From 1984 to 1990, the two were allies of convenience against the revolutionary Shi'ism of Khomeini’s Iran; between 1990 and 2000 they were foes struggling over the regional order; during the early years of the new millennium, 2001-2003, the U.S. targeted Iraq as the enemy in a dramatic U.S. counter-terrorism campaign provoked by 9/11; since then, the US and Iraq have resumed their awkward alliance against Islamic extremism - but primarily Sunni this time rather than Shi'a. It has been quite a ride.
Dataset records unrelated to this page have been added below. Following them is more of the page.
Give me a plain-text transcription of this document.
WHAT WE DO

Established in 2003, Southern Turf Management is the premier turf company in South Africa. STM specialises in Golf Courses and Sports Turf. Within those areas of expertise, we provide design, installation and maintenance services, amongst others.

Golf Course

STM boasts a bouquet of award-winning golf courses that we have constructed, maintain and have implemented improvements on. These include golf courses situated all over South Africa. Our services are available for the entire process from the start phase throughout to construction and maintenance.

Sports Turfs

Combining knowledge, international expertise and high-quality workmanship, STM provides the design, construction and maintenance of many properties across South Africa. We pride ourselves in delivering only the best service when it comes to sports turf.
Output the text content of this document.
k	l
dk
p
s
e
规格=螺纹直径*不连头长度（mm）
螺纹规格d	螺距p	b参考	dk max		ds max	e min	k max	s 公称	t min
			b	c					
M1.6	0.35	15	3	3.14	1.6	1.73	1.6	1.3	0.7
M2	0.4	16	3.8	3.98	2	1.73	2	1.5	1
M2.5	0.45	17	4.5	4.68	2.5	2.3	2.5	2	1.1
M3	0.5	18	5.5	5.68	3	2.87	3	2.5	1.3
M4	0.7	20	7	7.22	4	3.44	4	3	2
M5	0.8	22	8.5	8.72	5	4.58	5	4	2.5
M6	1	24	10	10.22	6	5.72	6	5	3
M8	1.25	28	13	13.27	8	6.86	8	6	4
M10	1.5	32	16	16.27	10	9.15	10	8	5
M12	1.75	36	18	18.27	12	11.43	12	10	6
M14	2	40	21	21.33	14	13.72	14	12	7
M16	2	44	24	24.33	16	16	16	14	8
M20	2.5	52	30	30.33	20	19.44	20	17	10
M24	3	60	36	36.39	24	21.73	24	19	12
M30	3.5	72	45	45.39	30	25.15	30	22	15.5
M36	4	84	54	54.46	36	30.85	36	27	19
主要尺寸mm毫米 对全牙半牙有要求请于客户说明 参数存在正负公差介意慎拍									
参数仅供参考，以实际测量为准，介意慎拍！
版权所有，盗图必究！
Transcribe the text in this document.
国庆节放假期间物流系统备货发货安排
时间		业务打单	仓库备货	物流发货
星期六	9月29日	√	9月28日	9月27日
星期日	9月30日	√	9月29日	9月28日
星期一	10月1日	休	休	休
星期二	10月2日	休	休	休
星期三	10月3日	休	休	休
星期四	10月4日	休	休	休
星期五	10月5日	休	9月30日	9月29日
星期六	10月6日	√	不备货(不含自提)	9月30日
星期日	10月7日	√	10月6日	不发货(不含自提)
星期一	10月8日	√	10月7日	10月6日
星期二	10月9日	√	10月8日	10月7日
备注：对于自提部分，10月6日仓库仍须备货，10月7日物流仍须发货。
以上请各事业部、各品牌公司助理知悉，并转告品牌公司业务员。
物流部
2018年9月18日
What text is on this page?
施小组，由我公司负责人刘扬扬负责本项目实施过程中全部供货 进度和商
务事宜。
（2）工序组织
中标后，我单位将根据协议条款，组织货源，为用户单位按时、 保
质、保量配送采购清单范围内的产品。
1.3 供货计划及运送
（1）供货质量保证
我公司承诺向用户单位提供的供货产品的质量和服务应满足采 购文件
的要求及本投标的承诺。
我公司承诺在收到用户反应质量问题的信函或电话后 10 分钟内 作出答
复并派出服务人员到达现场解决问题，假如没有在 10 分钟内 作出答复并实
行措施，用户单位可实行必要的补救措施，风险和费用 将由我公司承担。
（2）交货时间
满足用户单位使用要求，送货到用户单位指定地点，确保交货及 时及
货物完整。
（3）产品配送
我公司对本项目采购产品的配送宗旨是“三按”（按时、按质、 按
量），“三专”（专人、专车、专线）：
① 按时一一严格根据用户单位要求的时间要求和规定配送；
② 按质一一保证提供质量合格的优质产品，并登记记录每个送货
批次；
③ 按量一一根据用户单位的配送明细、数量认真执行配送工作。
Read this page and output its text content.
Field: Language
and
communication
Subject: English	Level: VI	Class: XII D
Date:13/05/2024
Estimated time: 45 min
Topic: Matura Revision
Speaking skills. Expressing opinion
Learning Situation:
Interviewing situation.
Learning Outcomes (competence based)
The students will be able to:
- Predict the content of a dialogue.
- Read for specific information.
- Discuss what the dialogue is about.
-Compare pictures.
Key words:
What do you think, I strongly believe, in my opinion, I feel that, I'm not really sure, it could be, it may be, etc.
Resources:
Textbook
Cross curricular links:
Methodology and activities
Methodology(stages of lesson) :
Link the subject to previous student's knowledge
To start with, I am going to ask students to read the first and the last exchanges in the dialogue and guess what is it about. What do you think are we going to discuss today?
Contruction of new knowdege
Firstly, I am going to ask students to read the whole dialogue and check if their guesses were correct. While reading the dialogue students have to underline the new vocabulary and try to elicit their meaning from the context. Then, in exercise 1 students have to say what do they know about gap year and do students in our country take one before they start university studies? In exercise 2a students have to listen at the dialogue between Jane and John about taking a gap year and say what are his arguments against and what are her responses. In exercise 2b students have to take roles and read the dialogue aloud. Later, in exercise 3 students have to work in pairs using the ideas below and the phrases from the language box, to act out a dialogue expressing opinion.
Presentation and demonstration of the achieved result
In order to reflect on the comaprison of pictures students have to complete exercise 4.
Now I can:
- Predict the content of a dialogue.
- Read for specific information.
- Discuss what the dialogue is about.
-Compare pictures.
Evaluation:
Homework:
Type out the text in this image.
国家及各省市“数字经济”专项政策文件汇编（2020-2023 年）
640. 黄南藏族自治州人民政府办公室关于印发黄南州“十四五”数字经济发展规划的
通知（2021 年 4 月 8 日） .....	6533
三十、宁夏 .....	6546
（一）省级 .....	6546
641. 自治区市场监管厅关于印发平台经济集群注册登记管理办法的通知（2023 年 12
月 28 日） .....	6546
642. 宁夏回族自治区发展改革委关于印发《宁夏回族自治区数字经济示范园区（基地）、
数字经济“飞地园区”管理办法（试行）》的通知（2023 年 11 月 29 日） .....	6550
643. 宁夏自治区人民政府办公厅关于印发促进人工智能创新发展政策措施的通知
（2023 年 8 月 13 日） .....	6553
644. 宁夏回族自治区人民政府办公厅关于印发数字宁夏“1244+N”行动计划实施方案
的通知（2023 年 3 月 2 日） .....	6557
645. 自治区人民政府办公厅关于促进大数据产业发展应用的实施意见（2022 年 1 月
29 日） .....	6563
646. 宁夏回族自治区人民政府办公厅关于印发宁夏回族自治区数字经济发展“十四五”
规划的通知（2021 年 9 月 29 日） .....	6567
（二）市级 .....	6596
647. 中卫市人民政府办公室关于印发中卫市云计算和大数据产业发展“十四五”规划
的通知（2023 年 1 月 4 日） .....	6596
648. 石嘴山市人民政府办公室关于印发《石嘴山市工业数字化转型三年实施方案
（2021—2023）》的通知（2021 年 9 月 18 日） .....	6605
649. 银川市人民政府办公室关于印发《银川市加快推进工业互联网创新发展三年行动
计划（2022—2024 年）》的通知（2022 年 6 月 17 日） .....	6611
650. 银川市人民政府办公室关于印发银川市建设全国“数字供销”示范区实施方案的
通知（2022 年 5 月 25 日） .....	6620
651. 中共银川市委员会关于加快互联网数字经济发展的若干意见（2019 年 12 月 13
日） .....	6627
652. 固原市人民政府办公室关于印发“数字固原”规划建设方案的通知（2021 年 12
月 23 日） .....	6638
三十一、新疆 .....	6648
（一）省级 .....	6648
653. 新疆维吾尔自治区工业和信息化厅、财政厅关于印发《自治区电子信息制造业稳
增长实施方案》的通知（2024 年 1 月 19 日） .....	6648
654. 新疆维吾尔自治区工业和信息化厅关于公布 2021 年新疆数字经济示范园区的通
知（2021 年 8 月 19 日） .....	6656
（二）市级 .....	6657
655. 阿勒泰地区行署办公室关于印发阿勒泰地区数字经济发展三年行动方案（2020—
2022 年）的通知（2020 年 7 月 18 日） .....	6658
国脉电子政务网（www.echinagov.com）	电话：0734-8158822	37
Reidar Visser also looks back on actual historical experience in Obama's Fools Errand: Why the Bombing Campaign Won't Fix Iraq Foreign Affairs 08/11/2014:

Obama declares that he does not want to be dragged into another Iraq war. But it is not like this war came from nowhere. It is, in fact, the same one that he tried to finish in 2010–11 by papering over glaring holes in the Iraqi government and then abruptly leaving. Iraq wasn't fixed then, and probably won't be until the United States fundamentally rethinks its policies, particularly how to balance perceived sectarian interests with broader national agendas in Iraq.
President Obama made another statement on his Iraq War today, Statement by the President on Iraq 08/11/2014. It mainly seems to have been for the purpose to demonstratively taking sides with Haider al-Abadi, the Administration's preferred selection as Prime Minister. If al-Abadi manages to take his office as Prime Minister, I wonder how many years it will take him to knife the US in the back. (Months? Weeks?) Any Prime Minister is likely to have big differences with the US over our obviously disproportionate support for the separatist minded Kurdish forces.